- Battle of Lebanon: Part of American Civil War
| Date | July 5, 1863 |
| Location | Lebanon, Kentucky |
| Result | Confederate victory |

Belligerents
- United States (Union): CSA (Confederacy)

Commanders and leaders
- Charles S. Hanson: John Hunt Morgan

Strength
- 350–400 of the 20th Kentucky Infantry: 2,460

Casualties and losses
- 41: Unknown

= Battle of Lebanon (Kentucky) =

Battle of the American Civil War

The Battle of Lebanon occurred July 5, 1863, in Lebanon, Kentucky, during Morgan's Raid in the American Civil War. Confederate troops under Brig. Gen. John Hunt Morgan fought for six hours to overcome the small U.S. garrison before moving northward, eventually riding through Kentucky, Indiana, and much of Ohio before surrendering.

Morgan and his 2,460 Confederate cavalrymen rode west from Sparta, Tennessee on June 11, 1863, intending to divert the attention of the Union Army of the Ohio from Confederate forces occupying the state. On June 23, the U.S. Army of the Cumberland began its operations against Gen. Braxton Bragg's Confederate Army of Tennessee in what became known as the Tullahoma Campaign, and Morgan decided to move northward. Morgan crossed the rain-swollen Cumberland River by July 2 at Burkesville, Kentucky. After being defeated by Michigan troops along the Green River at the Battle of Tebbs Bend on July 4, Morgan withdrew and circled to the west, hoping to reach Louisville, then lightly defended.

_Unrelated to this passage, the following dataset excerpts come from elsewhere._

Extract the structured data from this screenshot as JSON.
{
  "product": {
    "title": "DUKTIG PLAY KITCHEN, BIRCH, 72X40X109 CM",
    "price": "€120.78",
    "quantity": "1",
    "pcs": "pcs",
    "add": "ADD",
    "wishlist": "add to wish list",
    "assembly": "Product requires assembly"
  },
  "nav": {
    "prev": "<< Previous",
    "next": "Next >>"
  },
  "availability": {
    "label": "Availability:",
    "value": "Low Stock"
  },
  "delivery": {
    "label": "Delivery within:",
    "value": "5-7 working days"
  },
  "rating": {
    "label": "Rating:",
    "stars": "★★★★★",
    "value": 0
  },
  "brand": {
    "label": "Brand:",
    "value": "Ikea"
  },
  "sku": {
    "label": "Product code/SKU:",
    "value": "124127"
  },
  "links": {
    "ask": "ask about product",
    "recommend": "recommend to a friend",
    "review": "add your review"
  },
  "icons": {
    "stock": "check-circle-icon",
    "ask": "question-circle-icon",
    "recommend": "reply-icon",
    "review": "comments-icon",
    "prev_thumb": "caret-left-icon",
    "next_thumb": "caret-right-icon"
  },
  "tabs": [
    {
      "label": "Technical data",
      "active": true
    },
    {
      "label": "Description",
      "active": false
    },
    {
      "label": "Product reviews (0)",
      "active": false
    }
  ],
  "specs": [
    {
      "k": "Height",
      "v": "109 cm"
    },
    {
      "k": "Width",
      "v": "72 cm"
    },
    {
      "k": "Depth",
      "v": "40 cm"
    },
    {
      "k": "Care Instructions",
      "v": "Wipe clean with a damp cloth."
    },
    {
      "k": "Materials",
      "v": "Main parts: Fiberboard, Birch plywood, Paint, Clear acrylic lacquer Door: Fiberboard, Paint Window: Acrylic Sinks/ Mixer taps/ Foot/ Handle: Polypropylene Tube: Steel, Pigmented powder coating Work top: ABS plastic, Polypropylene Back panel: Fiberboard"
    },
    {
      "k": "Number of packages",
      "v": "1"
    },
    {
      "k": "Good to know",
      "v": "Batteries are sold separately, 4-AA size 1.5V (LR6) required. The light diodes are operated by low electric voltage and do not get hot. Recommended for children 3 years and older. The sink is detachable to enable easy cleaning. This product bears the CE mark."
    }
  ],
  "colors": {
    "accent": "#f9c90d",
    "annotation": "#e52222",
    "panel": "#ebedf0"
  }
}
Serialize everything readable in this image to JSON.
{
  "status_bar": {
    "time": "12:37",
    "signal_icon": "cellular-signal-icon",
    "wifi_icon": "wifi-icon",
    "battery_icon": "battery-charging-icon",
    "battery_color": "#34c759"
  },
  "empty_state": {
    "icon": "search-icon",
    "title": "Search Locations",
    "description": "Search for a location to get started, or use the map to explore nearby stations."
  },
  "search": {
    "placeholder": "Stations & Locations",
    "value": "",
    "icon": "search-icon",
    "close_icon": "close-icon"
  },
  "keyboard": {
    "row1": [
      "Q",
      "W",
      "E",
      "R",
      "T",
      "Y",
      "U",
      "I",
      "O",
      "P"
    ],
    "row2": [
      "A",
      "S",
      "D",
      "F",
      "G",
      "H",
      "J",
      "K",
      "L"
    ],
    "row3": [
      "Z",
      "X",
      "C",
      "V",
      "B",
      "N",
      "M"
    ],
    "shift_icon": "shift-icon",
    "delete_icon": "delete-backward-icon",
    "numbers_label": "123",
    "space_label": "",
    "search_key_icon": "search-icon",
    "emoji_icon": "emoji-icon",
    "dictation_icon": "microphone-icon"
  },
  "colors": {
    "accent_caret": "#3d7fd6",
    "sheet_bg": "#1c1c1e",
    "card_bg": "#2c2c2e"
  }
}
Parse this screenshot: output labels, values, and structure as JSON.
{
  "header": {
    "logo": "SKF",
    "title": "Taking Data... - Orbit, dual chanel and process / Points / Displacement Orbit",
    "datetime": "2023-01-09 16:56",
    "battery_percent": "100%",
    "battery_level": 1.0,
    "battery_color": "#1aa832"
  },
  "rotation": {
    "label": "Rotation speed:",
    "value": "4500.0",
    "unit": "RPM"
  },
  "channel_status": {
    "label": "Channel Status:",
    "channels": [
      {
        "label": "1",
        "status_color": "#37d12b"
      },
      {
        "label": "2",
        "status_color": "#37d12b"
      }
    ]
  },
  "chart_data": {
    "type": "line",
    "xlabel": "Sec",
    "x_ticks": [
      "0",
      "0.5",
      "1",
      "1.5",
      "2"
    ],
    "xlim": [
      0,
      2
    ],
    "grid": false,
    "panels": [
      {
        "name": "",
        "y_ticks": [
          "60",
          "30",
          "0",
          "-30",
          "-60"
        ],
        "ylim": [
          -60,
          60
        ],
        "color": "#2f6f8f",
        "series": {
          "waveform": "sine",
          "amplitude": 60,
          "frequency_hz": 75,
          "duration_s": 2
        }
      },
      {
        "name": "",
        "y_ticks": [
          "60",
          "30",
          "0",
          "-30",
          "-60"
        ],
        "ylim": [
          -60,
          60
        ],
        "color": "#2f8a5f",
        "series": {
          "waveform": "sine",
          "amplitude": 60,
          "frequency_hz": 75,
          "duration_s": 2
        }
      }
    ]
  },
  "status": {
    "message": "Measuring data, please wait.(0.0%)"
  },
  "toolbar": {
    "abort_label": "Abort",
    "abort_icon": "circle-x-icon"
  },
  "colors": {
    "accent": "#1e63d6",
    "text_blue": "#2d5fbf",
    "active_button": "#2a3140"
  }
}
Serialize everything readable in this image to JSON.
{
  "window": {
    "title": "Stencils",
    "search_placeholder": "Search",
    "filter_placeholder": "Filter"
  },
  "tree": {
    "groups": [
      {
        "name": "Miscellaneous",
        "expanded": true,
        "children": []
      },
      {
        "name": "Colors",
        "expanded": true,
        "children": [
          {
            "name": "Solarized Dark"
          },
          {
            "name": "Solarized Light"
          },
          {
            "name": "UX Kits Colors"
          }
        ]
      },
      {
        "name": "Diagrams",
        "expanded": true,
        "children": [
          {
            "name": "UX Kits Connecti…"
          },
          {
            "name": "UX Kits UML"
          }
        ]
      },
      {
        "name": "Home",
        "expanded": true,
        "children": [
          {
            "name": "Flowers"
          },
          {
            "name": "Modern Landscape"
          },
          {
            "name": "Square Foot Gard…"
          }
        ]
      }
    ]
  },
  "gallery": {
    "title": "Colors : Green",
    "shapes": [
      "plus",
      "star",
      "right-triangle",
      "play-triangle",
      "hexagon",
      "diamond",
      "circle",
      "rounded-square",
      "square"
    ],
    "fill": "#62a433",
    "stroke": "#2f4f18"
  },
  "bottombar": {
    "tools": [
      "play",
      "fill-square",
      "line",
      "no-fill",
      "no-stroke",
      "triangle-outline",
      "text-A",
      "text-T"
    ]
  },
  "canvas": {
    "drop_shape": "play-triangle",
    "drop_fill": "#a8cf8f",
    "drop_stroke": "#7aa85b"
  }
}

Morgan surprised and captured the U.S. Army garrison at Lebanon. With minimal time to prepare, U.S. Lt. Col. Charles S. Hanson (a brother of Confederate general Roger Hanson) quickly deployed his 350 - 400 men from the 20th Kentucky Infantry behind overturned wagons, hastily erected barricades, fences, and other cover. Arriving at the town, Morgan formally requested that Hanson surrender, an offer that was refused. With a vast numerical advantage, Morgan quickly pushed Hanson's advance pickets back through the town's streets. He trapped many U.S. soldiers in the Louisville and Nashville Railroad depot, but the well-fortified brick building provided considerable protection. Morgan ordered nearby buildings set on fire, hoping to force Hanson to surrender. In a sharp six-hour fight, U.S. soldiers killed Morgan's 19-year-old brother, Lt. Thomas Morgan, during the final charge. Morgan finally captured and paroled the enemy soldiers. His men burned the offices of the circuit and county clerks and 20 other buildings.